What I witness time and time again is people getting frustrated with the difficulty of life.

The reality is that what you’re going through now is no more difficult than what you went through years ago or will go through years from now.

It’s only different.

You made it through then. It should offer you some peace of mind to know that.

Fortunately for us, while we don’t have good control on that level of difficulty, we do have control of what exactly is different; what do we sign up for; what kind of legacy are we trying to leave now?

Stay Positive & Imagination Is Under Your Control

Deciding

When you decide; it’s not that everything gets easier.

It’s a tectonic shift of what is hard and easy.

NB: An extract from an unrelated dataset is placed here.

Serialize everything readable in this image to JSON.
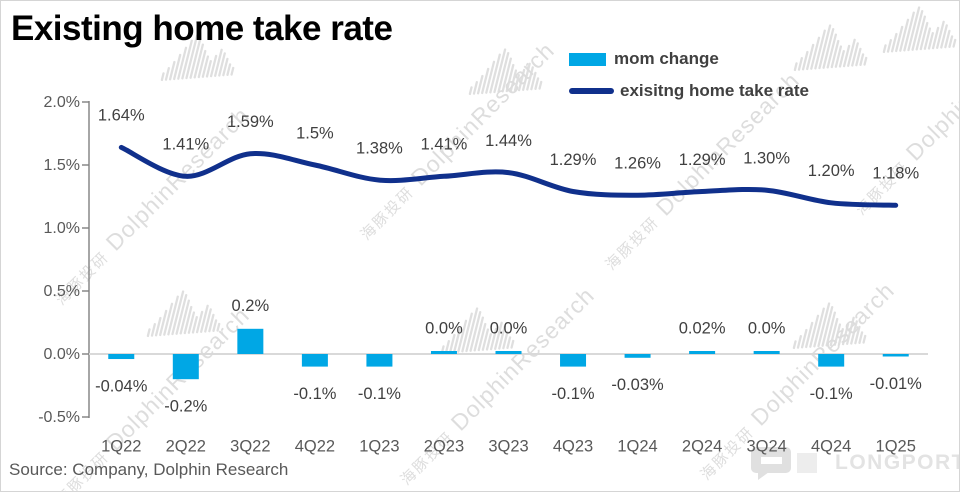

The hard stuff that was hard before deciding becomes easy.

The easy stuff (that is, the stuff that you didn’t have to do because you hadn’t decided yet) becomes hard.

The leaders worth following in the foot steps of don’t just do hard stuff… they do the better hard stuff.

And to get to better, we have to first decide to.

Stay Positive & Simplify Your Menu

Combating Frustration

Questions are powerful beyond the purpose of becoming informed.

They’re remarkable at combating frustration.

Why are they acting that way? What’s the most important task to do next? How did I get frustrated?

Of course, it’s not just asking the question, but answering them.

A Q&A with yourself goes a long way to mitigating or eliminating frustrations.

Which is all to say, that frustration? That’s on you.

Stay Positive & Auf Weidersehen, Frustration

The Quickest Way To Better

The quickest way to getting something to be better is by making it better.

Bit by tiny bit.

So much so that no one can tell it has been made better yet other than you.

(No one notices a few screws in cabinetry that were lightly screwed in. Finish screwing them in and it has been better even if no one else notices it has been made better.)

Stay Positive & Then Do It Again

Established Goals

There’s not a single presentation, guide or training that doesn’t talk about how important it is to establish goals.

They miss an important factor… probably the most important one after establishing them.

To re-stablish.

Updating a business plan isn’t just good practice; it’s a working self-fulfilling prophecy.

And writing as someone who has achieved many of the biz goals I’ve set out to complete, I’ve felt most horrible about my success and my head has gone spinning when one of two things happen: I need to pivot a goal but haven’t yet because I’m so locked on the goals I set or if I’ve achieved the goals and have no additional ones made beyond those yet.

Both headaches are ones easily alleviated by regularly re-establishing the goals.

Stay Positive & It’s Worth Paying Yours A Visit Soon

Lessons From The Presentation

Three reminders from a presentation I gave on AI to a room of roughly 20 business owners today.

  • Set expectations with the audience as early as possible. Under promise then over deliver.
  • Do all you can to know the people who will be in the room. Adjust your presentation to call them out specifically.
  • Pause during your riffs to read the room. If it’s going over their head, call out that you are observing that, make a final statement, and transition on. “If you want me to circle back to this more at the end, I can.” goes a long way.

Stay Positive & Go On And Prosper

Tightropes

How long does a tightrope walker try to balance on a tightrope?

How long does there need to be tension on the tightrope for a tightrope walker to perform?

The answers may shock you.

Well, not really. The shock comes from that connection that we’re all tightrope walkers in our work.

Balance isn’t something we attain, it’s something we constantly work toward.

And the work worth doing? There’s constant tension. No let up.

Of course, you can always get off the tightrope…but what’s the fun in that?